Selain itu juga, Bahasa yang berkembang sampai dengan detik ini di Kota Pekanbaru yakni Bahasa minang. Dengan peningkatan jumlah masyarakat dari suku minang di Pekanbaru yang berbanding lurus dengan perkembangan bahasanya. Bahkan yang membuat terlihat buruk, bukan hanya masyarakat minang saja yang menggunakan Bahasa tersebut, tetapi juga masyarakat berasal dari suku melayu sendiri ikut berbahasa tersebut. Kondisi sederhana dapat dilihat saat kita belanja suatu barang di kios kecil di Kota Pekanbaru, sebagian masyarakat akan lebih pede menggunakan Bahasa minang sederhana “bali balanjo ciek” ini yang terdengar. Mereka seakan lupa, sedang berada di Homeland of melayu yang menjadi symbol besar, hingga dapat kita lihat terpampang di depan Kantor Gubernur Riau.
Kondisi penting selanjutnya yang perlu dibahas, dalam kemunduruan budaya Bahasa melayu. Terbelakangnya sumberdaya melayu sendiri, atau lebih tepatnya kemunduran aplikasi budaya yang membuat Bahasa melayu mulai di telan bumi oleh orang melayu sendiri. Menurut datok Al Azhar yang merupakan ketua LAM Riau, kemunduran Bahasa dipengaruhi oleh kemunduran sumberdaya melayu sendiri, persepsi sederhananya Bahasa melayu sudah mulai ke belakang tanah, tidak lagi tampil di depan.
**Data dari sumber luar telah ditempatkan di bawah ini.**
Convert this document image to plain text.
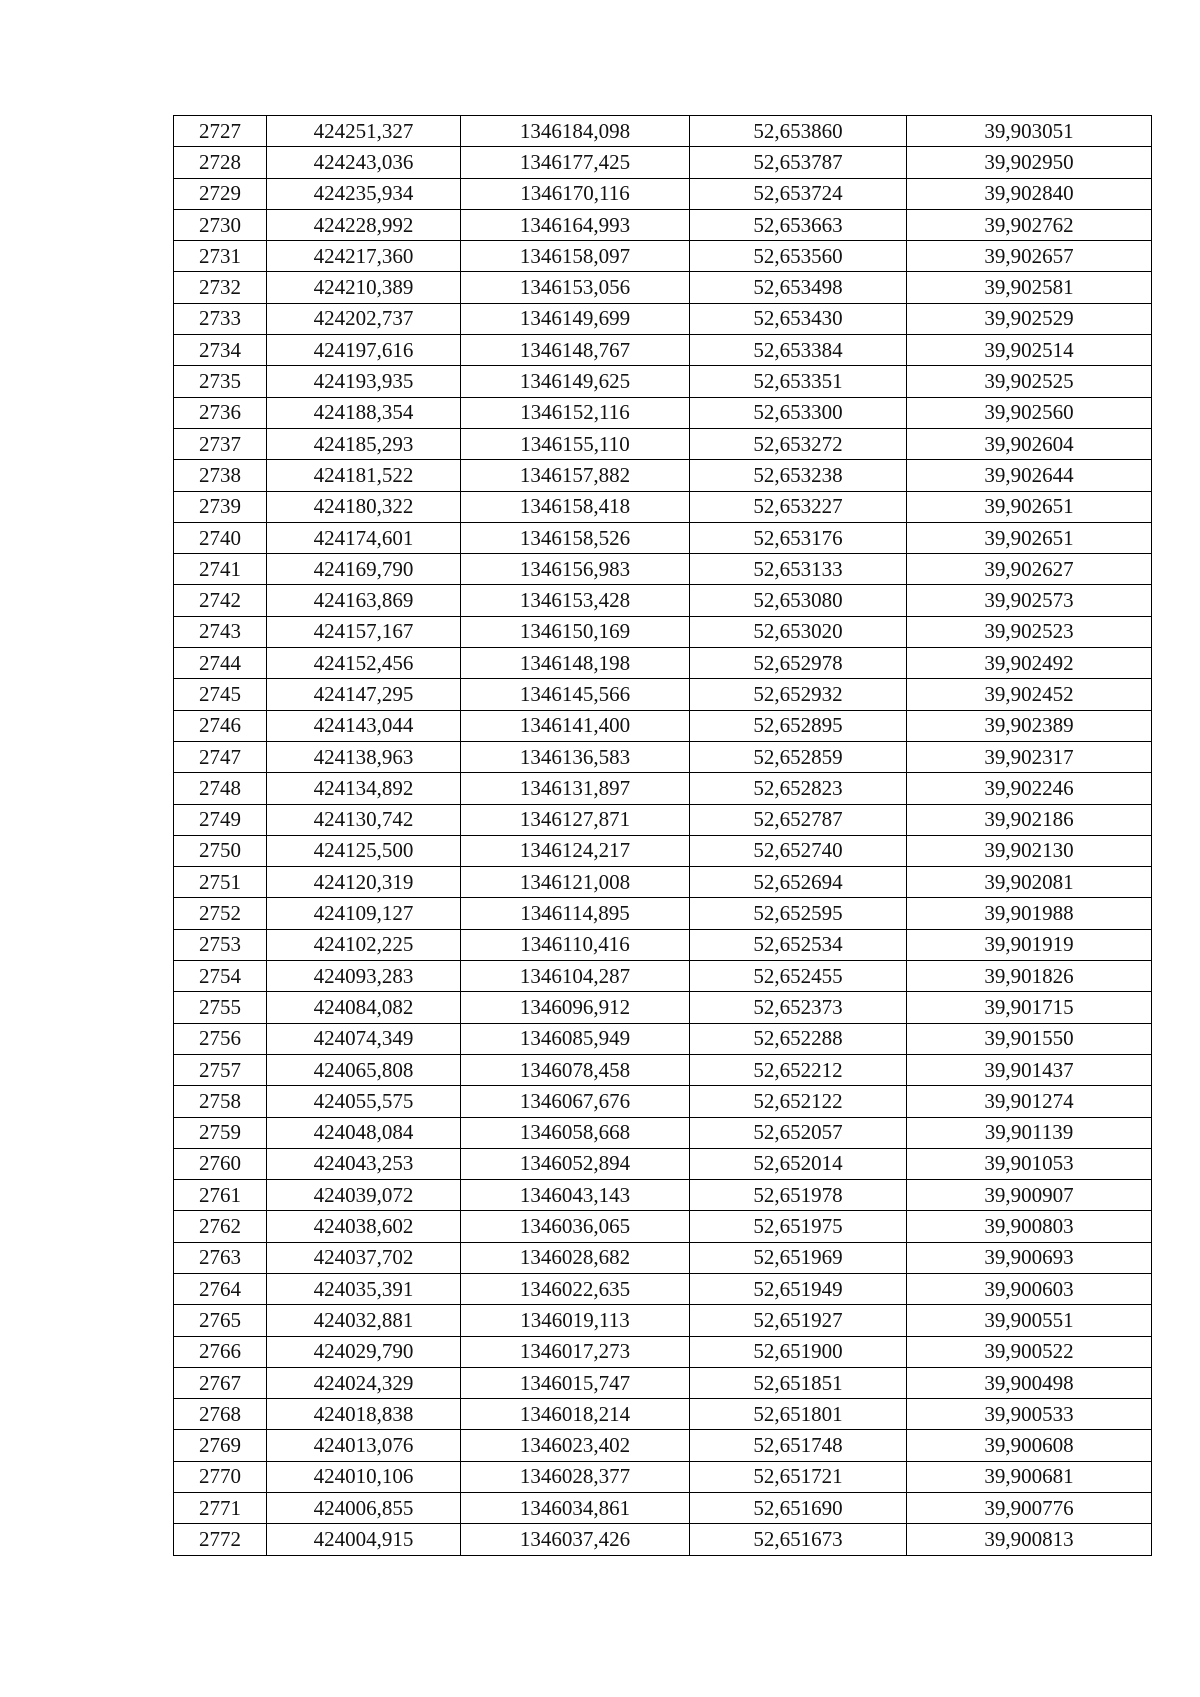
2727	424251,327	1346184,098	52,653860	39,903051
2728	424243,036	1346177,425	52,653787	39,902950
2729	424235,934	1346170,116	52,653724	39,902840
2730	424228,992	1346164,993	52,653663	39,902762
2731	424217,360	1346158,097	52,653560	39,902657
2732	424210,389	1346153,056	52,653498	39,902581
2733	424202,737	1346149,699	52,653430	39,902529
2734	424197,616	1346148,767	52,653384	39,902514
2735	424193,935	1346149,625	52,653351	39,902525
2736	424188,354	1346152,116	52,653300	39,902560
2737	424185,293	1346155,110	52,653272	39,902604
2738	424181,522	1346157,882	52,653238	39,902644
2739	424180,322	1346158,418	52,653227	39,902651
2740	424174,601	1346158,526	52,653176	39,902651
2741	424169,790	1346156,983	52,653133	39,902627
2742	424163,869	1346153,428	52,653080	39,902573
2743	424157,167	1346150,169	52,653020	39,902523
2744	424152,456	1346148,198	52,652978	39,902492
2745	424147,295	1346145,566	52,652932	39,902452
2746	424143,044	1346141,400	52,652895	39,902389
2747	424138,963	1346136,583	52,652859	39,902317
2748	424134,892	1346131,897	52,652823	39,902246
2749	424130,742	1346127,871	52,652787	39,902186
2750	424125,500	1346124,217	52,652740	39,902130
2751	424120,319	1346121,008	52,652694	39,902081
2752	424109,127	1346114,895	52,652595	39,901988
2753	424102,225	1346110,416	52,652534	39,901919
2754	424093,283	1346104,287	52,652455	39,901826
2755	424084,082	1346096,912	52,652373	39,901715
2756	424074,349	1346085,949	52,652288	39,901550
2757	424065,808	1346078,458	52,652212	39,901437
2758	424055,575	1346067,676	52,652122	39,901274
2759	424048,084	1346058,668	52,652057	39,901139
2760	424043,253	1346052,894	52,652014	39,901053
2761	424039,072	1346043,143	52,651978	39,900907
2762	424038,602	1346036,065	52,651975	39,900803
2763	424037,702	1346028,682	52,651969	39,900693
2764	424035,391	1346022,635	52,651949	39,900603
2765	424032,881	1346019,113	52,651927	39,900551
2766	424029,790	1346017,273	52,651900	39,900522
2767	424024,329	1346015,747	52,651851	39,900498
2768	424018,838	1346018,214	52,651801	39,900533
2769	424013,076	1346023,402	52,651748	39,900608
2770	424010,106	1346028,377	52,651721	39,900681
2771	424006,855	1346034,861	52,651690	39,900776
2772	424004,915	1346037,426	52,651673	39,900813
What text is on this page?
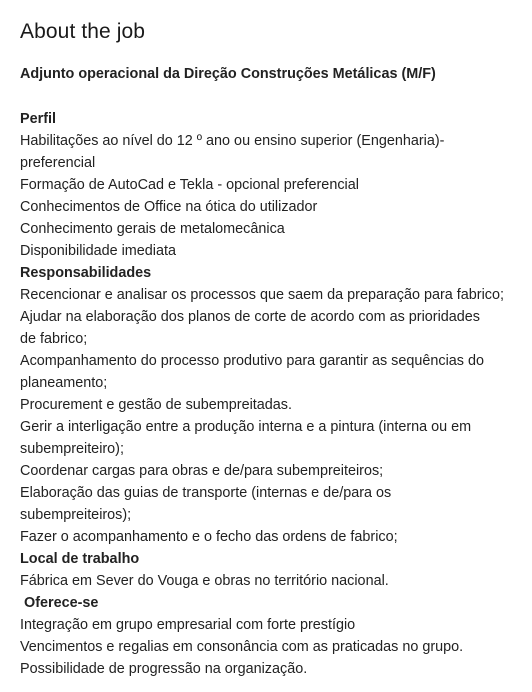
About the job
Adjunto operacional da Direção Construções Metálicas (M/F)
Perfil
Habilitações ao nível do 12 º ano ou ensino superior (Engenharia)-
preferencial
Formação de AutoCad e Tekla - opcional preferencial
Conhecimentos de Office na ótica do utilizador
Conhecimento gerais de metalomecânica
Disponibilidade imediata
Responsabilidades
Recencionar e analisar os processos que saem da preparação para fabrico;
Ajudar na elaboração dos planos de corte de acordo com as prioridades
de fabrico;
Acompanhamento do processo produtivo para garantir as sequências do
planeamento;
Procurement e gestão de subempreitadas.
Gerir a interligação entre a produção interna e a pintura (interna ou em
subempreiteiro);
Coordenar cargas para obras e de/para subempreiteiros;
Elaboração das guias de transporte (internas e de/para os
subempreiteiros);
Fazer o acompanhamento e o fecho das ordens de fabrico;
Local de trabalho
Fábrica em Sever do Vouga e obras no território nacional.
Oferece-se
Integração em grupo empresarial com forte prestígio
Vencimentos e regalias em consonância com as praticadas no grupo.
Possibilidade de progressão na organização.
Masyarakat hanya berani menggunakan Bahasa melayu di kampung halaman mereka, tetapi untuk di kota Pekanbaru mereka cenderung takut untuk berkomunikasi menggunakan Bahasa melayu mereka. padahal sederhana saja, cukup dengan kembali kebahasa Indonesia saja kita sudah berbahasa melayu. Kononnya Bahasa melayu menjadi referensi nyata asal muasal Bahasa Indonesia. hal ini tidak dapat ditampik dari kehidupan melayu asli, tuturan konsonan dan runutan kata sederhana Bahasa melayulah yang mendekati dengan Bahasa Indonesia terdahulu.